May 23, 2005, Vol. 10, No. 34 • By HADLEY ARKES
Even a judge well seasoned in Democratic politics in Maryland could find something unsettling in this new curriculum; and indeed, it might have been his own liberal sensitivities that set off the alarms for Judge Williams. He professed himself to be "extremely troubled" by the willingness of the board "to venture--or perhaps more correctly bound--into the crossroads of controversy where religion, morality, and homosexuality converge." Williams himself had taken a master's degree in divinity and, without revealing anything of his own theological leanings, he remarked on the willingness of the curriculum to suggest that "the Baptist Church's position on homosexuality is theologically flawed."
As Williams noted, the curriculum "juxtaposes this portrait of an intolerant and Biblically misguided Baptist Church against other, preferred Churches, which are more friendly towards the homosexual lifestyle." In particular, the curriculum "plainly portrays Baptist churches as wrongly expressing the same intolerant attitude towards homosexuals today as they did towards African Americans during segregation." Williams observed that Baptists were presented here as "unenlightened" and "misguided" and wanting in the "tolerance" that marked the enlightened religions. In the name of secularism, or detachment from religion, the board was doing nothing less than establishing one segment of the religious in the country as less legitimate, less in accord with the liberality of the laws, and yes, less to be tolerated. So much for the Establishment Clause.
But then there was the other part of the First Amendment, dealing with speech and expression. Here the judge complained that the new curriculum "open[ed] up the classroom to the subject of . . . the moral rightness of the homosexual lifestyle"--and then presented "only one view on the subject--that homosexuality is a natural and morally correct lifestyle--to the exclusion of other perspectives." With these objections, Williams issued a temporary restraining order. No lasting harm, he thought, would be inflicted by withholding this pilot program until it could be more fully considered. But the faults in the program threatened an immediate violation of the Constitution and a lasting wrong.
Judge Williams professed finally that he did not understand why the provision of "health-related information" required the defendants to "offer up their opinion on such controversial topics as whether homosexuality is a sin, . . . and whether churches that condemn homosexuality are on theologically solid ground." In that way, he dropped some hints to the members of the school board as to how they might get themselves out of this fix. They might purge from the curriculum any attempts to pronounce on the legitimacy of the homosexual life or to render judgment on which religions are progressive or retrograde.

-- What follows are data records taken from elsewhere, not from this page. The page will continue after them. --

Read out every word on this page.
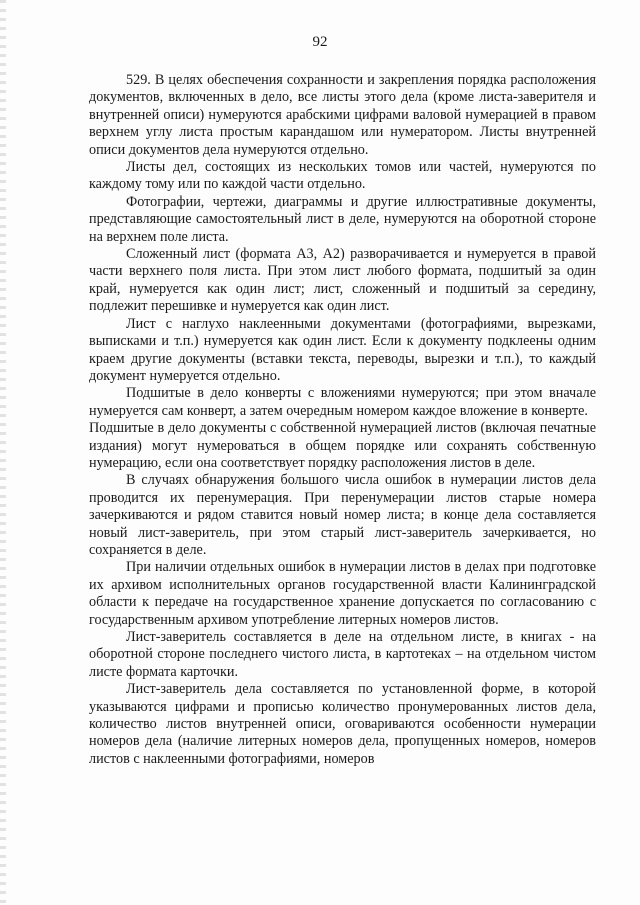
92

529. В целях обеспечения сохранности и закрепления порядка расположения документов, включенных в дело, все листы этого дела (кроме листа-заверителя и внутренней описи) нумеруются арабскими цифрами валовой нумерацией в правом верхнем углу листа простым карандашом или нумератором. Листы внутренней описи документов дела нумеруются отдельно.

Листы дел, состоящих из нескольких томов или частей, нумеруются по каждому тому или по каждой части отдельно.

Фотографии, чертежи, диаграммы и другие иллюстративные документы, представляющие самостоятельный лист в деле, нумеруются на оборотной стороне на верхнем поле листа.

Сложенный лист (формата А3, А2) разворачивается и нумеруется в правой части верхнего поля листа. При этом лист любого формата, подшитый за один край, нумеруется как один лист; лист, сложенный и подшитый за середину, подлежит перешивке и нумеруется как один лист.

Лист с наглухо наклеенными документами (фотографиями, вырезками, выписками и т.п.) нумеруется как один лист. Если к документу подклеены одним краем другие документы (вставки текста, переводы, вырезки и т.п.), то каждый документ нумеруется отдельно.

Подшитые в дело конверты с вложениями нумеруются; при этом вначале нумеруется сам конверт, а затем очередным номером каждое вложение в конверте.

Подшитые в дело документы с собственной нумерацией листов (включая печатные издания) могут нумероваться в общем порядке или сохранять собственную нумерацию, если она соответствует порядку расположения листов в деле.

В случаях обнаружения большого числа ошибок в нумерации листов дела проводится их перенумерация. При перенумерации листов старые номера зачеркиваются и рядом ставится новый номер листа; в конце дела составляется новый лист-заверитель, при этом старый лист-заверитель зачеркивается, но сохраняется в деле.

При наличии отдельных ошибок в нумерации листов в делах при подготовке их архивом исполнительных органов государственной власти Калининградской области к передаче на государственное хранение допускается по согласованию с государственным архивом употребление литерных номеров листов.

Лист-заверитель составляется в деле на отдельном листе, в книгах - на оборотной стороне последнего чистого листа, в картотеках – на отдельном чистом листе формата карточки.

Лист-заверитель дела составляется по установленной форме, в которой указываются цифрами и прописью количество пронумерованных листов дела, количество листов внутренней описи, оговариваются особенности нумерации номеров дела (наличие литерных номеров дела, пропущенных номеров, номеров листов с наклеенными фотографиями, номеров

Judge Williams also gave some fine hints to Republicans in Congress if they would only be alert to them--and to their own legislative powers. After all, if the courts can articulate new rights under the Constitution, the legislative branch must be able to vindicate those same rights. And in vindicating them, the legislators may give them more proportion, more precision--and more bite. Do liberals want public schools purged entirely of religion? Then there should be no move by school boards, principals, or teachers to stamp some religions as favored and others as backward. No underhanded attempts to "establish" the religion of secularism. Do liberals want to break through conventions with "sex education"? Then education it should be: The life-shortening hazards of homosexual behavior should be conveyed, along with information about the other hazards of incautious sex; the record of conversions from the homosexual life should be put in texts along with the inconclusive arguments over the "gay gene."
If education is to be supported through federal aid, then the terms should be stringently set forth and instruction provided in an exacting, even-handed way. Faced with these requirements, the board in Montgomery County might prefer to revert to the curriculum as it used to be, and preserve a decorous silence: No endorsement of homosexual life, and, of course, no wounding words about gays and lesbians.

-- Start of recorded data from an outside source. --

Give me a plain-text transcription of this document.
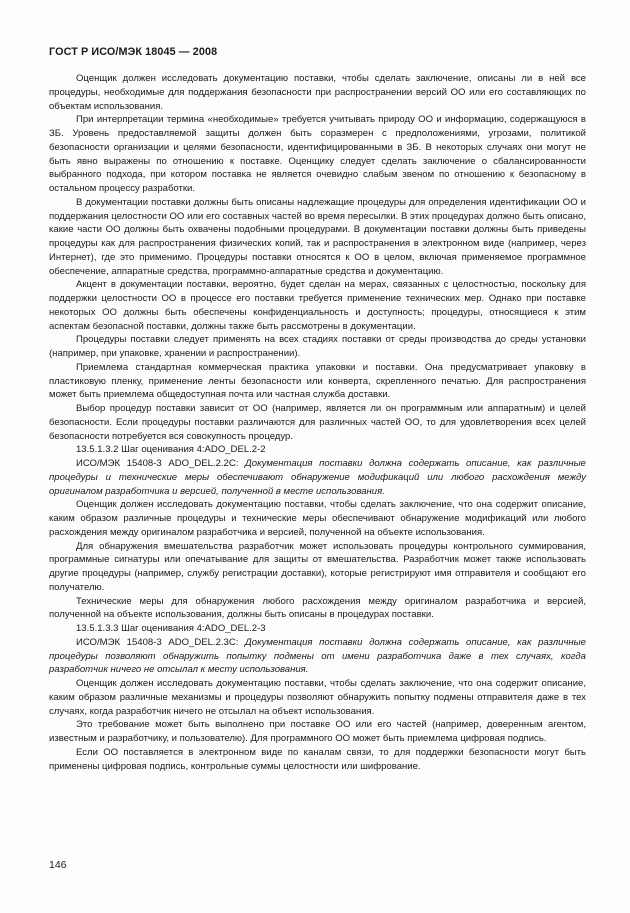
ГОСТ Р ИСО/МЭК 18045 — 2008

Оценщик должен исследовать документацию поставки, чтобы сделать заключение, описаны ли в ней все процедуры, необходимые для поддержания безопасности при распространении версий ОО или его составляющих по объектам использования.

При интерпретации термина «необходимые» требуется учитывать природу ОО и информацию, содержащуюся в ЗБ. Уровень предоставляемой защиты должен быть соразмерен с предположениями, угрозами, политикой безопасности организации и целями безопасности, идентифицированными в ЗБ. В некоторых случаях они могут не быть явно выражены по отношению к поставке. Оценщику следует сделать заключение о сбалансированности выбранного подхода, при котором поставка не является очевидно слабым звеном по отношению к безопасному в остальном процессу разработки.

В документации поставки должны быть описаны надлежащие процедуры для определения идентификации ОО и поддержания целостности ОО или его составных частей во время пересылки. В этих процедурах должно быть описано, какие части ОО должны быть охвачены подобными процедурами. В документации поставки должны быть приведены процедуры как для распространения физических копий, так и распространения в электронном виде (например, через Интернет), где это применимо. Процедуры поставки относятся к ОО в целом, включая применяемое программное обеспечение, аппаратные средства, программно-аппаратные средства и документацию.

Акцент в документации поставки, вероятно, будет сделан на мерах, связанных с целостностью, поскольку для поддержки целостности ОО в процессе его поставки требуется применение технических мер. Однако при поставке некоторых ОО должны быть обеспечены конфиденциальность и доступность; процедуры, относящиеся к этим аспектам безопасной поставки, должны также быть рассмотрены в документации.

Процедуры поставки следует применять на всех стадиях поставки от среды производства до среды установки (например, при упаковке, хранении и распространении).

Приемлема стандартная коммерческая практика упаковки и поставки. Она предусматривает упаковку в пластиковую пленку, применение ленты безопасности или конверта, скрепленного печатью. Для распространения может быть приемлема общедоступная почта или частная служба доставки.

Выбор процедур поставки зависит от ОО (например, является ли он программным или аппаратным) и целей безопасности. Если процедуры поставки различаются для различных частей ОО, то для удовлетворения всех целей безопасности потребуется вся совокупность процедур.

13.5.1.3.2 Шаг оценивания 4:ADO_DEL.2-2

ИСО/МЭК 15408-3 ADO_DEL.2.2С: Документация поставки должна содержать описание, как различные процедуры и технические меры обеспечивают обнаружение модификаций или любого расхождения между оригиналом разработчика и версией, полученной в месте использования.

Оценщик должен исследовать документацию поставки, чтобы сделать заключение, что она содержит описание, каким образом различные процедуры и технические меры обеспечивают обнаружение модификаций или любого расхождения между оригиналом разработчика и версией, полученной на объекте использования.

Для обнаружения вмешательства разработчик может использовать процедуры контрольного суммирования, программные сигнатуры или опечатывание для защиты от вмешательства. Разработчик может также использовать другие процедуры (например, службу регистрации доставки), которые регистрируют имя отправителя и сообщают его получателю.

Технические меры для обнаружения любого расхождения между оригиналом разработчика и версией, полученной на объекте использования, должны быть описаны в процедурах поставки.

13.5.1.3.3 Шаг оценивания 4:ADO_DEL.2-3

ИСО/МЭК 15408-3 ADO_DEL.2.3С: Документация поставки должна содержать описание, как различные процедуры позволяют обнаружить попытку подмены от имени разработчика даже в тех случаях, когда разработчик ничего не отсылал к месту использования.

Оценщик должен исследовать документацию поставки, чтобы сделать заключение, что она содержит описание, каким образом различные механизмы и процедуры позволяют обнаружить попытку подмены отправителя даже в тех случаях, когда разработчик ничего не отсылал на объект использования.

Это требование может быть выполнено при поставке ОО или его частей (например, доверенным агентом, известным и разработчику, и пользователю). Для программного ОО может быть приемлема цифровая подпись.

Если ОО поставляется в электронном виде по каналам связи, то для поддержки безопасности могут быть применены цифровая подпись, контрольные суммы целостности или шифрование.

146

All of this could be done readily by a Republican Congress, taking up the liberal themes that Judge Williams brought down on the head of a liberal school board. Once again, conservatives may do their most telling work simply by asking liberals to live by their own slogans, and by the laws they hand down for others.
Hadley Arkes is the Ney Professor of American Institutions at Amherst College and a senior fellow at the Ethics and Public Policy Center.